Premesso che la base sociale il partito dell’estrema destra l’avrebbe avuta comunque soprattutto nei Länder orientali danneggiati da un’unificazione selettiva e sperequata, la Germania ha praticato una immigrazione selettiva, scegliendo di importare per larga parte la classe media siriana, dotata di una buona istruzione di base e soprattutto sta provvedendo con un discreto successo a portare avanti programmi di integrazione attraverso l’insegnamento forzoso della lingua, impartendo lezioni sul sistema istituzionale e sulla storia tedesca, programmando la distribuzione dei migranti sul territorio.
Certo non tutto e perfetto e ci sono molti problemi. L’insediamento dei migranti ha prodotto in alcuni casi come a Berlino, dove il fenomeno è più evidente, quartieri ghetto e marginalizzato aree delle città. Molti problemi ci sono nei Länder orientali, soprattutto in situazioni di prossimità alle frontiere e non tanto con gli immigrati stanziali ma con quelli pendolari dei paesi dell’Est Europa, primi fra tutti con quelli provenienti dall’Ucraina. Ma si tratta di problemi strutturali del mercato del lavoro tedesco che accanto agli operai specializzati e agli addetti di fascia medio alta nei settori dell’informatica e della burocrazia impiegatizia può disporre di un esercito industriale di riserva illimitato, disposto grazie agli aiuti sociali e a sussidi integrativi a continuare a lavorare per salari irrisori, in condizione di precarietà assoluta, alimentando un mercato del lavoro di fatto segmentato e duale.
Si tratta di contraddizioni che certamente emergeranno con riflessi anche elettorali; le hanno avvertiti pesantemente i socialisti della SPD che hanno visto ridursi il loro consenso per l’incapacità di rappresentare queste fasce di disaggio del nuovo proletariato o se si preferisce di proletariato disgregato e atomizzato, diviso in componenti etniche e linguistiche. Ne la Die Linke (estrema sinistra) o i Verdi sembrano capaci di raccogliere questa sfida, mentre invece i gruppi di estrema destra sembrano in grado di intercettare la protesta marginale delle fasce più disagiate di giovani tedeschi. Ciò avviene perché si sono create situazioni complesse che andrebbero esaminate separatamente.

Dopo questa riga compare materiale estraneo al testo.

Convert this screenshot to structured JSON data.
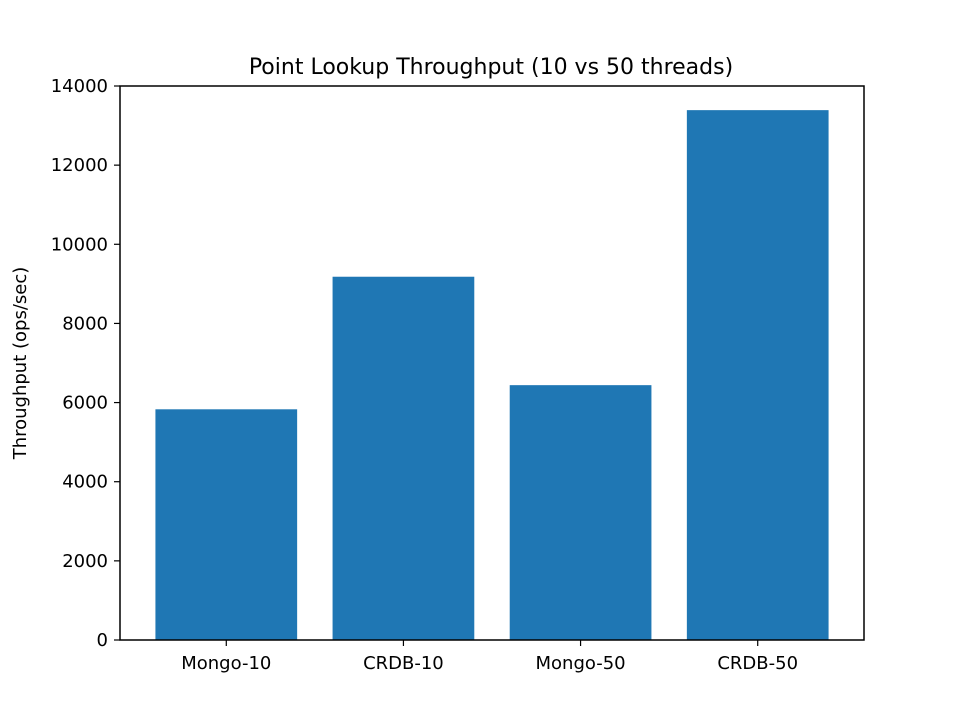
{
  "chart_data": {
    "type": "bar",
    "title": "Point Lookup Throughput (10 vs 50 threads)",
    "xlabel": "",
    "ylabel": "Throughput (ops/sec)",
    "categories": [
      "Mongo-10",
      "CRDB-10",
      "Mongo-50",
      "CRDB-50"
    ],
    "values": [
      5830,
      9180,
      6440,
      13390
    ],
    "ylim": [
      0,
      14000
    ],
    "yticks": [
      "0",
      "2000",
      "4000",
      "6000",
      "8000",
      "10000",
      "12000",
      "14000"
    ],
    "bar_color": "#1f77b4",
    "grid": false,
    "legend": "none"
  }
}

Le componenti etniche dell’emigrazione in Germania

Su una popolazione totale di quasi 83 milioni nel 2016 i turchi in Germania sono circa 3 milioni (a questi vanno aggiunti circa un milione di musulmani di origine araba, albanese, bosniaca, ecc.) dei quali la metà detiene ancora la nazionalità turca; un milione circa risiede in Renania Settentrionale-Vestfalia e 500 mila nel Baden-Württemberg; numerose le comunità di Essen, Berlino e Amburgo, mentre il resto è distribuito più o meno equamente negli altri Länder. Le moschee delle quali essi dispongono sono più di 700 direttamente finanziate dal Governo turco che nomina anche gli imam con il benestare del Governo tedesco. Gestendo le moschee il Governo turco controlla e orienta i maggiorenti della comunità e la scelta di appaltare alle autorità di un altro paese le attività di culto di un numero così consistente di immigrati si sta rivelando un boomerang per le autorità tedesche, perché porta a dotare un altro Stato di capacità di controllo e di orientamento dei migranti e ne ostacola l’integrazione. L’errore sta per ripetersi con i siriani in maggioranza Alauiti, che si auto-identificano con gli sciiti duodecimani e riveriscono Ali, cugino e genero del profeta Maometto
Il Governo tedesco, come del resto anche quello belga (che ha conferito il controllo delle moschee del Belgio al Marocco) si dimostrano incapaci di capire le dinamiche interne all’islam in ordine al potere di orientamento che hanno le autorità politiche su quelle religiose. Ne consegue che la politica di relazioni con i culti nel paese va rivisitata se non si vogliono avere in futuro sgradite sorprese. La politica di gestione dei flussi migratori si rivela con il passar del tempo più complessa di quanto previsto.
In questo varco rischiano di potersi infilare Alternative für Deutschland e i cristiano bavaresi della Christlich-Soziale Union (CSU), posto che la SPD non si pone nemmeno il problema di rapportarsi a questa parte ormai stabile della popolazione tedesca ma lontana dagli interessi rappresentati dal partito e scarsi sono, salvo poche eccezioni, i contatti di Die Linke e dei Verdi con questa parte della popolazione. Tendenze comincia no a manifestarsi a favore della costituzione di partiti confessionali o etnici creando indubbiamente una frattura dal significato anche simbolico nella società tedesca.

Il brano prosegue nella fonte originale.